Orthosis LCD Updates

Posted by David McGill | May 06, 2015

​The DME MACs have updated the LCDs for AFO's/KAFO's, knee orthoses and spinal orthoses. There are 4 key changes you need to know:

  1. The MACs have added language making clear that Medicare does not automatically assume payment for an orthosis that was covered before the beneficiary became eligible for the Medicare FFS program. Rather, the supplier must establish that the patient meets all relevant coverage criteria when delivering an orthosis - even if it is the same orthosis previously covered by the beneficiary's previous insurer - in order to get reimbursed.
  2. The update includes changes to the LCD to bring it in line with the revised guidance on OTS v. custom-fit items discussed at length in Össur R&R here​.
  3. The MACs have revised the language regarding orthotic repairs to make clear that (a) you do not need a new prescription for repairs, but (b) the physician must document that the item remains reasonable and necessary and (c) the physician or supplier must document that the repair itself is reasonable and necessary. 
  4. When billing an unlisted procedure code for an orthosis covered by the LCD, "all of the following information must accompany the claim": (a) manufacturer's name; (b) product name, model name and model number; (c) narrative description of the item (for custom-fabricated items); and (d) justification of patient's medical necessity for the item.

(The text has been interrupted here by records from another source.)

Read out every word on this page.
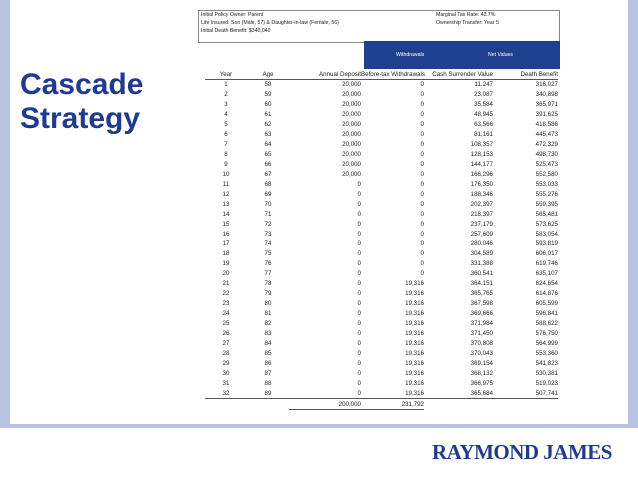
Cascade
Strategy
Initial Policy Owner: Parent
Life Insured: Son (Male, 57) & Daughter-in-law (Female, 56)
Initial Death Benefit: $340,040
Marginal Tax Rate: 43.7%
Ownership Transfer: Year 5
Withdrawals	Net Values
Year	Age	Annual Deposit	Before-tax Withdrawals	Cash Surrender Value	Death Benefit
1	58	20,000	0	11,247	316,027
2	59	20,000	0	23,087	340,898
3	60	20,000	0	35,584	365,971
4	61	20,000	0	48,945	391,625
5	62	20,000	0	63,566	418,586
6	63	20,000	0	81,161	445,473
7	64	20,000	0	108,357	472,329
8	65	20,000	0	128,153	498,730
9	66	20,000	0	144,177	525,473
10	67	20,000	0	166,296	552,580
11	68	0	0	176,350	553,033
12	69	0	0	188,346	555,276
13	70	0	0	202,397	559,395
14	71	0	0	218,397	565,481
15	72	0	0	237,179	573,625
16	73	0	0	257,609	583,054
17	74	0	0	280,046	593,819
18	75	0	0	304,589	606,017
19	76	0	0	331,388	619,746
20	77	0	0	360,541	635,107
21	78	0	19,316	364,151	624,654
22	79	0	19,316	365,765	614,876
23	80	0	19,316	367,598	605,599
24	81	0	19,316	369,666	596,841
25	82	0	19,316	371,984	588,622
26	83	0	19,316	371,450	576,750
27	84	0	19,316	370,808	564,999
28	85	0	19,316	370,043	553,360
29	86	0	19,316	369,154	541,823
30	87	0	19,316	368,132	530,381
31	88	0	19,316	366,975	519,023
32	89	0	19,316	365,684	507,741
		200,000	231,792		
RAYMOND JAMES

What does this mean for you?

The LCD's for AFO's/KAFO's, knee orthoses and spinal orthoses set forth Medicare's coverage requirements for each type of device. With these revisions, now is the time to confirm that your claims/billing processes are aligned to ensure that: 

  • You satisfy all Medicare coverage requirements for these orthoses, even if the patient previously received exactly the same brace from a different payer before joining Medicare's FFS program.
  • You (1) have a physician's prescription that specifies whether the device is prefabricated or custom-fabricated and (2) if the device is a prefabricated, custom-fit orthosis, you document both the substantial modification performed at the time of delivery and the certified orthotist​ or person with equivalent specialized training who performed those modifications.
  • For orthotic repair claims, you have documentation from the physician substantiating that the orthosis remains reasonable and necessary and documentation in your or the physician's records additionally showing that the repair itself is reasonable and necessary.
  • Any claims for these types of orthoses that include an LX999 code include all of the required manufacturer and product information.
The LCD's are your blueprint for how to get paid for the care you provide. Ignore them at your peril!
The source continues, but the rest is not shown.